Dia menggaruk kepala, meskipun tidak gatal. "Ya… pokoknya masih berantakan deh. Nanti kalau sudah selesai, saya pasti ajak kamu ke sana," katanya dengan nada santai.
Diriku masih galau, merasa Mas Maulana sedang menghindar. Tapi, ku juga tahu jika terus menekan, dia akan semakin sulit untuk terbuka.
Malam itu, diriku pulang dengan perasaan campur aduk. Mas Maulana memang selalu berhasil membuatku merasa dihargai dan nyaman, tapi sikapnya yang terlihat menggantung membuatku ragu. Apakah dia benar-benar tulus, atau hanya mencoba mengulur waktu tanpa niat yang jelas?

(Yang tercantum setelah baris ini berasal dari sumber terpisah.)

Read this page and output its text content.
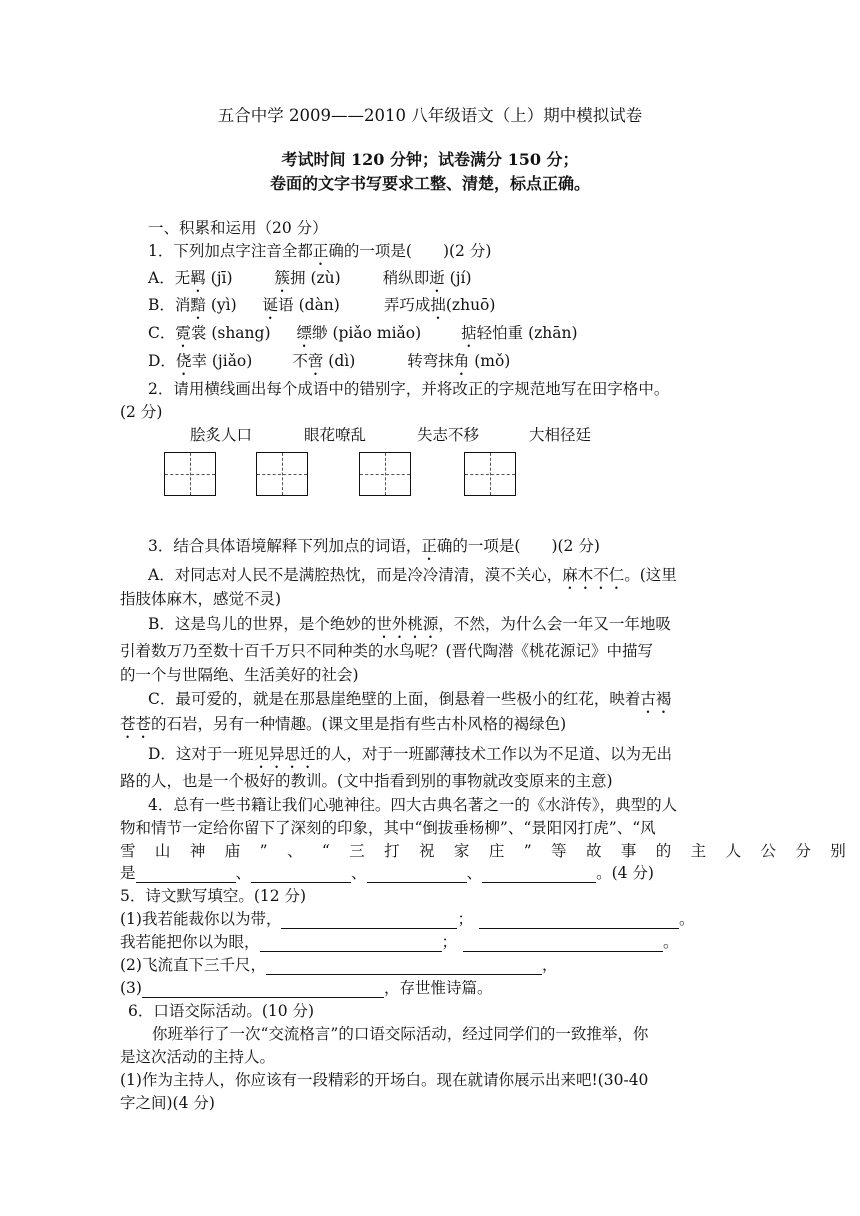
五合中学 2009——2010 八年级语文（上）期中模拟试卷
考试时间 120 分钟；试卷满分 150 分；
卷面的文字书写要求工整、清楚，标点正确。
一、积累和运用（20 分）
1．下列加点字注音全都正确的一项是(　　)(2 分)
A．无羁 (jī)	簇拥 (zù)	稍纵即逝 (jí)
B．消黯 (yì) 诞语 (dàn)	弄巧成拙(zhuō)
C．霓裳 (shang) 缥缈 (piǎo miǎo)	掂轻怕重 (zhān)
D．侥幸 (jiǎo)	不啻 (dì)	转弯抹角 (mǒ)
2．请用横线画出每个成语中的错别字，并将改正的字规范地写在田字格中。
(2 分)
脍炙人口	眼花嘹乱	失志不移	大相径廷
3．结合具体语境解释下列加点的词语，正确的一项是(　　)(2 分)
A．对同志对人民不是满腔热忱，而是冷冷清清，漠不关心，麻木不仁。(这里
指肢体麻木，感觉不灵)
B．这是鸟儿的世界，是个绝妙的世外桃源，不然，为什么会一年又一年地吸
引着数万乃至数十百千万只不同种类的水鸟呢？(晋代陶潜《桃花源记》中描写
的一个与世隔绝、生活美好的社会)
C．最可爱的，就是在那悬崖绝壁的上面，倒悬着一些极小的红花，映着古褐
苍苍的石岩，另有一种情趣。(课文里是指有些古朴风格的褐绿色)
D．这对于一班见异思迁的人，对于一班鄙薄技术工作以为不足道、以为无出
路的人，也是一个极好的教训。(文中指看到别的事物就改变原来的主意)
4．总有一些书籍让我们心驰神往。四大古典名著之一的《水浒传》，典型的人
物和情节一定给你留下了深刻的印象，其中“倒拔垂杨柳”、“景阳冈打虎”、“风
雪 山 神 庙 ” 、 “ 三 打 祝 家 庄 ” 等 故 事 的 主 人 公 分 别
是	、	、	、	。(4 分)
5．诗文默写填空。(12 分)
(1)我若能裁你以为带，	；	。
我若能把你以为眼，	；	。
(2)飞流直下三千尺，	，
(3)	，存世惟诗篇。
6．口语交际活动。(10 分)
你班举行了一次“交流格言”的口语交际活动，经过同学们的一致推举，你
是这次活动的主持人。
(1)作为主持人，你应该有一段精彩的开场白。现在就请你展示出来吧!(30-40
字之间)(4 分)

Di sisi lain, diriku juga menyadari bahwa harus tetap menjaga harga diriku. Jika Mas Maulana tidak mampu memberi kepastian, ku harus siap melepaskannya. Lebih baik sendiri daripada terus terjebak dalam ketidakpastian. Namun, ku masih berharap, mungkin dia hanya butuh waktu untuk mengungkapkan apa yang sebenarnya ada di hatinya.
Malam itu, setelah menumpahkan semua kegelisahan pada bantal, diriku merasa sedikit lebih ringan. Namun, ketidakpastian yang menyelimuti hubungan dengan Mas Maulana masih seperti awan mendung yang enggan pergi. "Kalau memang dia serius, dia akan menunjukkan keseriusannya," gumamku pada diri sendiri, mencoba menenangkan hati yang gundah.
Hidupku mungkin masih jauh dari sempurna, tapi setidaknya diriku sudah mulai melangkah. Dengan senyum kecil, ku berbisik pada diriku sendiri, "Hari ini adalah awal dari bab baru."